Woody vine embraces a tree branch, Raccoon Wildflower Reserve, 26 May 2025 (photo by Kate St. John)

2 June 2025

Animals embrace and release but when plants wrap around each other the result is often permanent. Sometimes an embrace is intentional, sometimes not.

Intentional
  • Almost like a snake, the woody vine pictured at top intentionally wrapped itself around a tree branch. But then it stopped growing and left the two locked in a vegetative embrace.
  • Dodder (Cuscata), pictured below, is a parasitic native annual in the morning glory (Convolvulaceae) family that intentionally wraps itself closely around a plant stem. It then inserts very tiny feelers between the cells and sucks nutrients from its host.  As an annual, it starts growing from seed but loses its soil-based roots when it has found a really good host.
Dodder more-than-embracing another plant, June 2017 (photo by Kate St. John)
  • Porcelain berry (Ampelopsis glandulosa) and grapevine intentionally drape themselves on trees and shrubs to lift themselves above the canopy. When this vine fell it embraced the oak.
Fallen vine embraces the oak it fell from, Moraine State Park, October 2022 (photo by Kate St. John)
  • Some plants have leaves that clasp the stem, circled in pink below. Botanists: Can you tell me the name of this plant? I forgot to note it when I took the photo at Raccoon Wildflower Reserve.
Alternate leaves clasp the stem, Raccoon Wildflower Reserve, 26 May 2025 (photo by Kate St. John)
Unplanned, Inadvertent

There are also inadvertent vegetative embraces, some of which are temporary.
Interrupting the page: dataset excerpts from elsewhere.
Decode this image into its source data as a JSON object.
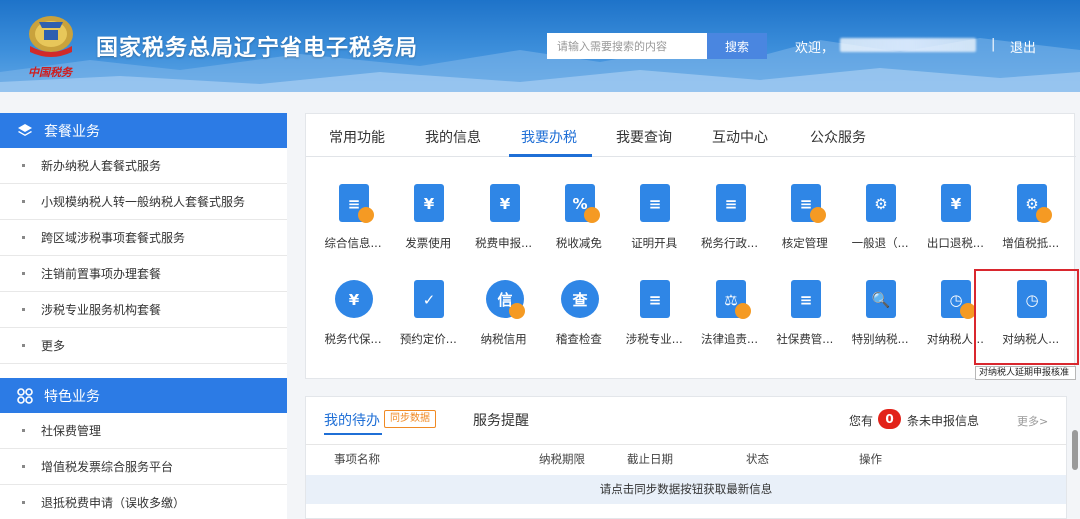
{
  "header": {
    "slogan": "中国税务",
    "site_title": "国家税务总局辽宁省电子税务局",
    "search_placeholder": "请输入需要搜索的内容",
    "search_button": "搜索",
    "welcome": "欢迎，",
    "separator": "|",
    "logout": "退出"
  },
  "sidebar": {
    "section1": {
      "title": "套餐业务",
      "icon": "layers-icon",
      "items": [
        "新办纳税人套餐式服务",
        "小规模纳税人转一般纳税人套餐式服务",
        "跨区域涉税事项套餐式服务",
        "注销前置事项办理套餐",
        "涉税专业服务机构套餐",
        "更多"
      ]
    },
    "section2": {
      "title": "特色业务",
      "icon": "grid-icon",
      "items": [
        "社保费管理",
        "增值税发票综合服务平台",
        "退抵税费申请（误收多缴）"
      ]
    }
  },
  "main": {
    "tabs": [
      "常用功能",
      "我的信息",
      "我要办税",
      "我要查询",
      "互动中心",
      "公众服务"
    ],
    "active_tab": "我要办税",
    "services": [
      "综合信息...",
      "发票使用",
      "税费申报...",
      "税收减免",
      "证明开具",
      "税务行政...",
      "核定管理",
      "一般退（...",
      "出口退税...",
      "增值税抵...",
      "税务代保...",
      "预约定价...",
      "纳税信用",
      "稽查检查",
      "涉税专业...",
      "法律追责...",
      "社保费管...",
      "特别纳税...",
      "对纳税人...",
      "对纳税人..."
    ],
    "tooltip": "对纳税人延期申报核准"
  },
  "pending": {
    "tab_todo": "我的待办",
    "sync_badge": "同步数据",
    "tab_reminder": "服务提醒",
    "you_have": "您有",
    "count": "0",
    "unfiled": "条未申报信息",
    "more": "更多>",
    "columns": [
      "事项名称",
      "纳税期限",
      "截止日期",
      "状态",
      "操作"
    ],
    "empty_message": "请点击同步数据按钮获取最新信息"
  },
  "colors": {
    "primary": "#2c7be5",
    "tab_active": "#1f6fd6",
    "icon_blue": "#2f86e6",
    "icon_orange": "#f59a23",
    "badge_red": "#e2231a",
    "highlight_red": "#d9272e"
  }
}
  • Two trunks of the same species grew so close together that they fused at the base in this permanent embrace.
Two trees growing in a close embrace, January 2010 (photo by Kate St. John)
  • When this skunk cabbage put up shoots in the spring, one of them speared a dead leaf whose ribs now prevent the skunk cabbage from opening. Temporary embrace? I like to rescue these plants, especially mayapple and trillium, by pulling off the dead leaf. I can’t remember if I rescued this one.